Anyway, here’s my Ruby solution to #4, including of course tests, as Bryan “TATFT” Liles will be happy to see.  (What’s TATFT stand for?  “Test All The Time”.  At least on a G-rated blog it does….)

#! /usr/bin/ruby

# Dave Thomas Code Kata 4, Data Munging.
# See http://codekata.pragprog.com/2007/01/kata_four_data_.html
# for purpose, and data files.
# Solution by Dave Aronson.

# Note: Could do these with File.readlines(file).each, but then
# I'd have to keep track of whether we'd read the header yet.


# Part 1: Weather Data

def min_weather_spread
  file = File.open 'weather.dat', 'r'
  first = file.gets.split[0] until first == 'Dy'
  min_spread = 9999  # unrealistically high value for this application
  while not file.eof?
    parts = file.gets.split
    next if parts.length == 0
    day = parts[0].to_i
    # to_i returns 0 on non-numeric; no exceptions thrown;
    # maybe there should be a String#is_numeric? method....
    break if day == 0
    spread = (parts[1].to_i - parts[2].to_i).abs
    if spread < min_spread
      min_spread = spread
      min_day = day
    end
  end
  puts "Min spread is #{min_spread}, on day #{min_day}"
  min_spread
end


# Part 2: Soccer League Table
# Soccer, football, whatever.  Most of the people reading this will be
# my fellow 'Murrikens, so I'll call it what we call it.

def min_soccer_spread
  file = File.open 'football.dat', 'r'
  first = file.gets.split[0] until first == 'Team'
  min_spread = 9999  # unrealistically high value for this application
  while not file.eof?
    parts = file.gets.split
    # data format is more consistent than weather one, so we can do this;
    # just be aware that in other applications, # of line parts may stay same.
    next if parts.length != 10
    spread = (parts[6].to_i - parts[8].to_i).abs
    if spread < min_spread
      min_spread = spread
      min_team = parts[1]
    end
  end
  puts "Min spread is #{min_spread}, for #{min_team}"
  min_spread
end


# Part 3: DRY Fusion.  Dry up the weather, and dry out the drunken football
# hooligans, er, I mean, soccer fans.  ;-)
#
# Note that the 9999 init, and skipping any where the first column evaluates to
# zero, works fine in THESE specific two cases, but may be problematic in other
# applications.  So why didn't I go ahead and make it fully generalized, such
# as by using the maximum supported number, or a parameter?  Another agile
# acronym: YAGNI.  If you don't grok it, Google it.

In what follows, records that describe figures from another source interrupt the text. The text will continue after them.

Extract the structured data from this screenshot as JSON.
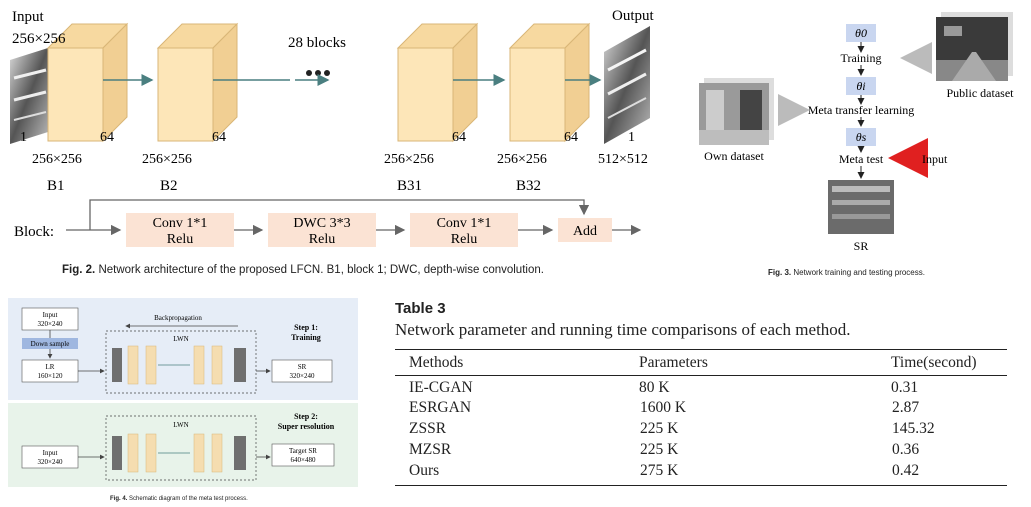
{
  "fig2": {
    "input_label": "Input",
    "input_size": "256×256",
    "output_label": "Output",
    "blocks_label": "28 blocks",
    "block_names": [
      "B1",
      "B2",
      "B31",
      "B32"
    ],
    "block_sizes": [
      "256×256",
      "256×256",
      "256×256",
      "256×256"
    ],
    "channels": [
      "64",
      "64",
      "64",
      "64"
    ],
    "input_channels": "1",
    "output_channels": "1",
    "output_size": "512×512",
    "block_label": "Block:",
    "ops": [
      {
        "l1": "Conv 1*1",
        "l2": "Relu"
      },
      {
        "l1": "DWC 3*3",
        "l2": "Relu"
      },
      {
        "l1": "Conv 1*1",
        "l2": "Relu"
      }
    ],
    "add_label": "Add",
    "caption_prefix": "Fig. 2.",
    "caption_text": "Network architecture of the proposed LFCN. B1, block 1; DWC, depth-wise convolution.",
    "colors": {
      "block_face": "#fde6b8",
      "op_box": "#fbe3d4",
      "arrow": "#4a7f80"
    }
  },
  "fig3": {
    "theta0": "θ0",
    "theta_i": "θi",
    "theta_s": "θs",
    "training": "Training",
    "meta_transfer": "Meta transfer learning",
    "meta_test": "Meta test",
    "input": "Input",
    "own_dataset": "Own dataset",
    "public_dataset": "Public dataset",
    "sr": "SR",
    "caption_prefix": "Fig. 3.",
    "caption_text": "Network training and testing process.",
    "colors": {
      "theta_box": "#c9d6f0",
      "input_arrow": "#e02020"
    }
  },
  "fig4": {
    "input1_l1": "Input",
    "input1_l2": "320×240",
    "down_sample": "Down sample",
    "lr_l1": "LR",
    "lr_l2": "160×120",
    "backprop": "Backpropagation",
    "lwn1": "LWN",
    "step1_l1": "Step 1:",
    "step1_l2": "Training",
    "sr_l1": "SR",
    "sr_l2": "320×240",
    "input2_l1": "Input",
    "input2_l2": "320×240",
    "lwn2": "LWN",
    "step2_l1": "Step 2:",
    "step2_l2": "Super resolution",
    "target_l1": "Target SR",
    "target_l2": "640×480",
    "caption_prefix": "Fig. 4.",
    "caption_text": "Schematic diagram of the meta test process.",
    "colors": {
      "top_bg": "#e6edf7",
      "bottom_bg": "#e8f3ea"
    }
  },
  "table3": {
    "title": "Table 3",
    "caption": "Network parameter and running time comparisons of each method.",
    "headers": [
      "Methods",
      "Parameters",
      "Time(second)"
    ],
    "rows": [
      [
        "IE-CGAN",
        "80 K",
        "0.31"
      ],
      [
        "ESRGAN",
        "1600 K",
        "2.87"
      ],
      [
        "ZSSR",
        "225 K",
        "145.32"
      ],
      [
        "MZSR",
        "225 K",
        "0.36"
      ],
      [
        "Ours",
        "275 K",
        "0.42"
      ]
    ]
  }
}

def min_spread filename, first_header, name_col, data_col_1, data_col_2
  file = File.open filename, 'r'
  first = file.gets.split[0] until first == first_header
  min_spread = 9999
  while not file.eof?
    parts = file.gets.split
    next if parts[0].to_i == 0
    spread = (parts[data_col_1].to_i - parts[data_col_2].to_i).abs
    if spread < min_spread
      min_spread = spread
      min_item = parts[name_col]
    end
  end
  # Could also have passed in a descriptor here, like 'day' or 'team'....
  puts "Min spread is #{min_spread}, for #{min_item}"
  min_spread
end


# TESTS


require 'test/unit'

class TC_MyTest < Test::Unit::TestCase

  def test_weather_case
    assert_equal min_spread('weather.dat', 'Dy', 0, 1, 2), min_weather_spread,
                 'Error: DRY equivalent does not work same as weather case'
  end

  def test_soccer_case
    assert_equal min_spread('football.dat', 'Team', 1, 6, 8), min_soccer_spread,
                 'Error: DRY equivalent does not work same as soccer case'

  end

end

So why am I not including the data files?  I want you to go read Dave Thomas’ CodeKata blog too, plus his regular blog.  Yes, the first hasn’t been updated in years and the second in months, but if you’re the kind of person who’d read this blog, you’d want to see that one too, and the comments.

EDIT 2019-02-05: Yes, this code is Not Optimal.  It reflects my understanding of Ruby in mid-2010.  I’ve come a long way [baby] since then.  Eventually I’ll update it.  Maybe.  Possibly when I also fix the now-broken links.